Recipe: Tomato Tarte Tatin with Capers & Caramelized Onions
serves 4-6
INGREDIENTS:
- 1 frozen package puff pastry (all butter version; I like the Dufour brand if you can find it)
- 2 Tblsp butter
- 3 medium yellow onions, sliced thinly
- 1/4 cup sugar
- 1 tsp balsamic vinegar
- 1 heaping Tblsp capers, rinsed and drained
- 2 tsp chopped fresh herbs of your choice – oregano, thyme, rosemary, and marjoram are all good choices
- about 1 pound cherry tomatoes (a mix of colors is pretty if possible)
- salt and pepper to taste
METHOD:
- Melt butter in a large non-stick saute pan over medium heat. Add onions and turn heat to medium low. Season with salt. Cook, stirring often, for about 30-40 minutes until onions are soft, brown, and caramelized. Remove from heat and set aside.
- Preheat oven to 425 degrees F.
- Choose an ovenproof skillet or pan to use for the tarte, ideally of 9-10 inches. Put sugar in the pan and add enough water so it has the consistency of wet sand. Cook over medium heat until sugar melts and turns brown. During this process DO NOT STIR the mixture as it will caramelize – you may swirl it gently and occasionally if necessary.
- Once the sugar reaches the amber color, Immediately add vinegar, swirl gently, and turn off heat.
- Sprinkle capers and herbs over the caramel, then the tomatoes in an even layer. Spread caramelized onions over. Season with salt and pepper.
- Carefully unfold the puff pastry and cut into a circle that is 1 inch larger in diameter than the pan. Place the puff pastry disc on top of the onions and tuck the edges into the pan. Cut 3-4 vents in the pastry with a sharp knife.
- Bake until golden and puffy, about 30 minutes.

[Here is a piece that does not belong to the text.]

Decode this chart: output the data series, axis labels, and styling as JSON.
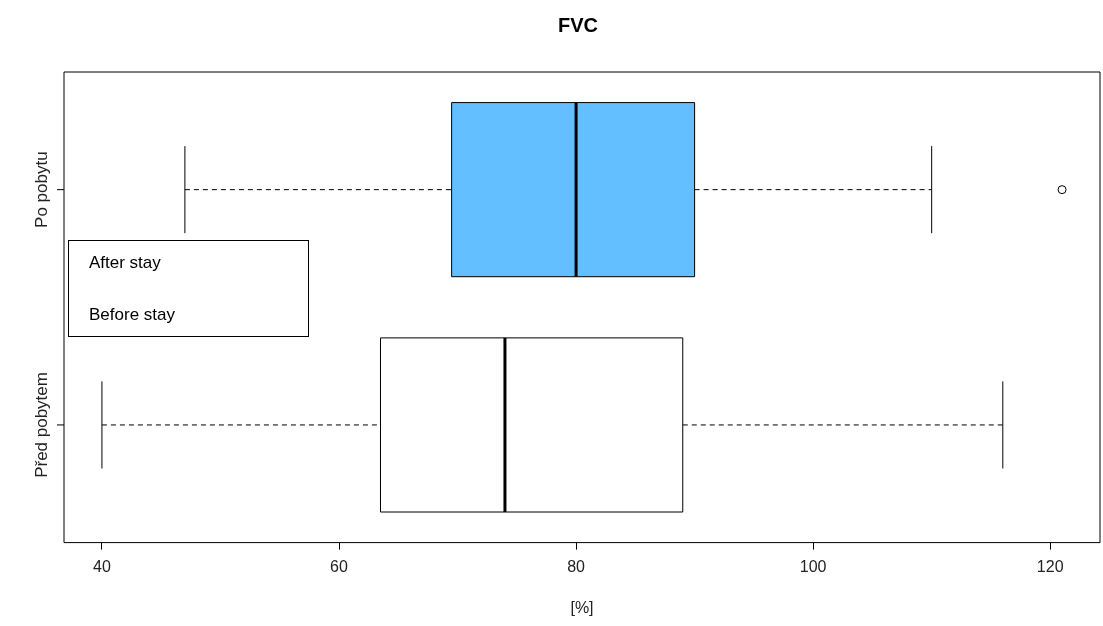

Let stand 5 minutes, then run a knife around the pastry to loosen it. Carefully flip over onto serving plate.
- Serve immediately.
What a delightfully different recipe! Looks grand! Had to read it a couple times to understand how to do the puff pastry. Sounds simple enough and delish. Now I have to have a little brunch or tea party to show it off.
@Lee Anne – I’m sorry if it was confusing! If you have specific suggestions as to how to make it more clear, let me know. Thank you!
Hi Karen! Just read over your instructions again and must say, I think you’re definitely clear in your instructions. What probably confused me was the method since I’ve never used puff that way. BTW, made it with grape tomatoes from the yard and some baby heirlooms from the store and IT WAS DIVINE! The caramel/tomato/onion flavor combo, well you should file for a patent on that one. Must say nothing beats homegrown tomatoes. Pretty proud of myself there. Great recipe. A total keeper.